Se despertó en habitación ajena, la de un hotel
perteneciente a una ciudad dormitorio de una gran capital. Era más temprano que
de costumbre, bostezó tres veces y, mientras yacía bocarriba, observó el
pecaminoso espejo situado en el techo de la habitación; justo encima de la cama
donde se encontraba. Podía ver en él a su acompañante, una poco grácil mulata,
presa aún del sueño. Desprovisto Gregorio ya del mismo, aunque la resaca
perduraba, logró zafarse del entramado casi arácnido que las sábanas formaban alrededor
de su pierna. Pudo vestirse y, mientras se liaba tabaco en papel de lenta
combustión, dejó cien euros en la mesita
de noche próxima a su desahogo; hacía tiempo que había sido conquistado por la
poca involucración que el sexo fácil le aportaba. Mientras abandonaba el hotel,
sintiéndose más vacío que nunca, se hurgó en los bolsillos de su arrugado pantalón
encontrando la carta que escribió el día anterior, tristemente se había
convertido en una tradición con cada relación que había tenido; la
animadversión que sentía por los móviles y la cobardía de hacerlo cara a cara
descartaban cualquier otro método posible. Debía entregarla.
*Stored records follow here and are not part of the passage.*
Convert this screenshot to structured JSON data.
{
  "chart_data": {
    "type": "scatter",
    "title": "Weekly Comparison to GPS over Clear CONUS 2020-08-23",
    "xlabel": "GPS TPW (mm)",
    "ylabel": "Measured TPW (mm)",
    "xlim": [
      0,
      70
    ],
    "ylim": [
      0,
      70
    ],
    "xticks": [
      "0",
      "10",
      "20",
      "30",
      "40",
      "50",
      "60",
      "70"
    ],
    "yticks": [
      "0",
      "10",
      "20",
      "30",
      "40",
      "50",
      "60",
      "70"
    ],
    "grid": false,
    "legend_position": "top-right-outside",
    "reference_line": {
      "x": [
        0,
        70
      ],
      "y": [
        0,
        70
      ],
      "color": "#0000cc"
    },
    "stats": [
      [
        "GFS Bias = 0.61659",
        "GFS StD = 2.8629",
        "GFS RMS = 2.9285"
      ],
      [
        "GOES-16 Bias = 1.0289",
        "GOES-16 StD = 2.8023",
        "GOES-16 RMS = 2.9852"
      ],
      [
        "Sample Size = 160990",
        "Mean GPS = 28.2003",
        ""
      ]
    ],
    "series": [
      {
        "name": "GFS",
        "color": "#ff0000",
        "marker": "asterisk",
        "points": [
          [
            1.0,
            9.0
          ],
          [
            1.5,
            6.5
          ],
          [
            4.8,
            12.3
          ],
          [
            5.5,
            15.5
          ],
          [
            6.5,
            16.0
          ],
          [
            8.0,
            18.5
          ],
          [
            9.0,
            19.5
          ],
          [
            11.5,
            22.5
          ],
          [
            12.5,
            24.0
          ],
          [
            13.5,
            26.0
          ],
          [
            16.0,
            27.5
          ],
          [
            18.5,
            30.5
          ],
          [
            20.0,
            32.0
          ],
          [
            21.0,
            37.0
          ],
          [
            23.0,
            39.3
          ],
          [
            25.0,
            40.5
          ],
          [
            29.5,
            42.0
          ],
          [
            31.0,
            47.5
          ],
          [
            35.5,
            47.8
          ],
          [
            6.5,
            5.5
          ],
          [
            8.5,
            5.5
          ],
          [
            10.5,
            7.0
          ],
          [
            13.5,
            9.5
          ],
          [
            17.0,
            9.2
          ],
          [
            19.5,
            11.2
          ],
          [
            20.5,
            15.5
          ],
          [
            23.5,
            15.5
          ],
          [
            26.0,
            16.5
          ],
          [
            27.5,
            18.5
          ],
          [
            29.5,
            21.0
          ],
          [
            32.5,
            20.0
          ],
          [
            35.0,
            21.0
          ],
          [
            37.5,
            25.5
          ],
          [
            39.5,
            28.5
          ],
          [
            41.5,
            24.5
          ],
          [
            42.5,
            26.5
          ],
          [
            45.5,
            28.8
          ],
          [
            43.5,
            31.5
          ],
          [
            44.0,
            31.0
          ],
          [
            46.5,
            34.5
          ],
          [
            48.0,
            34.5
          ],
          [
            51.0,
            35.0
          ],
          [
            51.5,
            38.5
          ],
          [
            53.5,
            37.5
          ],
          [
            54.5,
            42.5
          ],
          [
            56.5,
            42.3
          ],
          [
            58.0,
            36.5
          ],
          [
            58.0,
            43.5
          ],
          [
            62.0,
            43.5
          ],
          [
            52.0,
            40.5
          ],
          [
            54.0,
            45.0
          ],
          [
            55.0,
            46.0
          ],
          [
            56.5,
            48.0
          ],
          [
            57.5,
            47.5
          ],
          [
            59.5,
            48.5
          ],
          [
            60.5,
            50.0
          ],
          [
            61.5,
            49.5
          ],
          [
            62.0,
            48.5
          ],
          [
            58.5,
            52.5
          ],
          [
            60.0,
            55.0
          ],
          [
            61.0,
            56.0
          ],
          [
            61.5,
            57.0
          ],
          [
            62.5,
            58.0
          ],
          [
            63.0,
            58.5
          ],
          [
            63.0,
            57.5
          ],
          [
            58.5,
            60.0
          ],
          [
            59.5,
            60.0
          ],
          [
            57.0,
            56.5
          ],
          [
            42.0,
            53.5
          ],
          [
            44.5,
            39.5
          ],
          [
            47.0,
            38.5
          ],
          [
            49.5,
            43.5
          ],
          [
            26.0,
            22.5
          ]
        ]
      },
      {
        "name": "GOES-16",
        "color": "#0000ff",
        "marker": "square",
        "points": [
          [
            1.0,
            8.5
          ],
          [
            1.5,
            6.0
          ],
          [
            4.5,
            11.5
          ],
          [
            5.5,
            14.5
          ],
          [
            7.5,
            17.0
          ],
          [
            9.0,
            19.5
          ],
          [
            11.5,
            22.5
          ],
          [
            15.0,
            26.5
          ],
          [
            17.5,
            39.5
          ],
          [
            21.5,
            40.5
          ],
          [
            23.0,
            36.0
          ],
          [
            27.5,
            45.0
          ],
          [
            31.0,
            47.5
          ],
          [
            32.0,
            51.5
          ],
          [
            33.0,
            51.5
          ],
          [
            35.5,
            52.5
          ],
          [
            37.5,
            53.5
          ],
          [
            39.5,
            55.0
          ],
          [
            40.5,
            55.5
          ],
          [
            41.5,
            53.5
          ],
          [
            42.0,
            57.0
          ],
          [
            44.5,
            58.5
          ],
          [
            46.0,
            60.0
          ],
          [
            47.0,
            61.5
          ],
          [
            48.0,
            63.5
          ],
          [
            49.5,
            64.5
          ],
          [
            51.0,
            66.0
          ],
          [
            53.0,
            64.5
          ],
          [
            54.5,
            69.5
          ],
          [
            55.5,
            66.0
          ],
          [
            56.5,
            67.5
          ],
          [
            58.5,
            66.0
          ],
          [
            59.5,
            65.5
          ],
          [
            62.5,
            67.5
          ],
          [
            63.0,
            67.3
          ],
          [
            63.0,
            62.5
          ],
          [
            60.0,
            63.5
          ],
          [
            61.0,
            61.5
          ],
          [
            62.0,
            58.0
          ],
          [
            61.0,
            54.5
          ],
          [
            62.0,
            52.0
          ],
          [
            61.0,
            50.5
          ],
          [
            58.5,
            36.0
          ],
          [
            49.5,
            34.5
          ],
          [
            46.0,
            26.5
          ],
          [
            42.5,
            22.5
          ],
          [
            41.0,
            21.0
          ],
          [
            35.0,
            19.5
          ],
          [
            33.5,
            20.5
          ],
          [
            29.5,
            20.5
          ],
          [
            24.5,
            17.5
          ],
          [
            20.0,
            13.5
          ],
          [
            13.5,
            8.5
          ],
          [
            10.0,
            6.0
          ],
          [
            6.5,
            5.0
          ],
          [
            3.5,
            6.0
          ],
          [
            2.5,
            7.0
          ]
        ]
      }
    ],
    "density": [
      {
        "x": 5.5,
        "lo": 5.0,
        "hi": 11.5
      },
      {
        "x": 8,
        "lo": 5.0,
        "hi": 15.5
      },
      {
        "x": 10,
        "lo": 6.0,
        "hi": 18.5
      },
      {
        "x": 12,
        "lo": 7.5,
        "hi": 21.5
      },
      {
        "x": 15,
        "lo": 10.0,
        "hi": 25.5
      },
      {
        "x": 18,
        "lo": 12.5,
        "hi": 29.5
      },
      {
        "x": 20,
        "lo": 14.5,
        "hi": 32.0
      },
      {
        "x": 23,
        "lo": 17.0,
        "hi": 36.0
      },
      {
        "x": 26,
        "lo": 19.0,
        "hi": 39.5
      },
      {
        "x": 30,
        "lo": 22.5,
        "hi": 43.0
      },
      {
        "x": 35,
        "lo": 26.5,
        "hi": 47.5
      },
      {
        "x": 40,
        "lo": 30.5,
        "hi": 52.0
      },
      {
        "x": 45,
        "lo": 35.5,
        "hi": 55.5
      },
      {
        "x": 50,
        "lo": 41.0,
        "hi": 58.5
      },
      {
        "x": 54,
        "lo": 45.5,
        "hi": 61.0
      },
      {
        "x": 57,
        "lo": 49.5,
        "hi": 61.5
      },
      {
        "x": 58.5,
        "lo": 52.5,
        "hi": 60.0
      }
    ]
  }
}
Era temprano, el amanecer iluminaba su cara de tal forma que
la propia oscuridad que sentía parecía imperceptible. Tras recorrer a pie menos distancia de la que
hubiera deseado llegó a la estación de Cantaelgallo, estaba completamente
vacía, compró un billete para el primer tren y lo tomó. Le resultaba raro,
había cogido ese tren en multitud de ocasiones, pero no recordaba que el túnel
que atravesaba a mitad de trayecto fueran tan sumamente extenso; la ausencia de
luz en el mismo permitió que el cristal que tenía en frente le devolviese
nítidamente su reflejo. Y entonces rió. Rió alto y durante un largo tiempo, por
ver la caricatura en que se había convertido, por fallar tanto y a tantos, por
auto imponerse que era único, complicado y diferente. Por no saber, ni
siquiera, hacia dónde se dirigía el tren.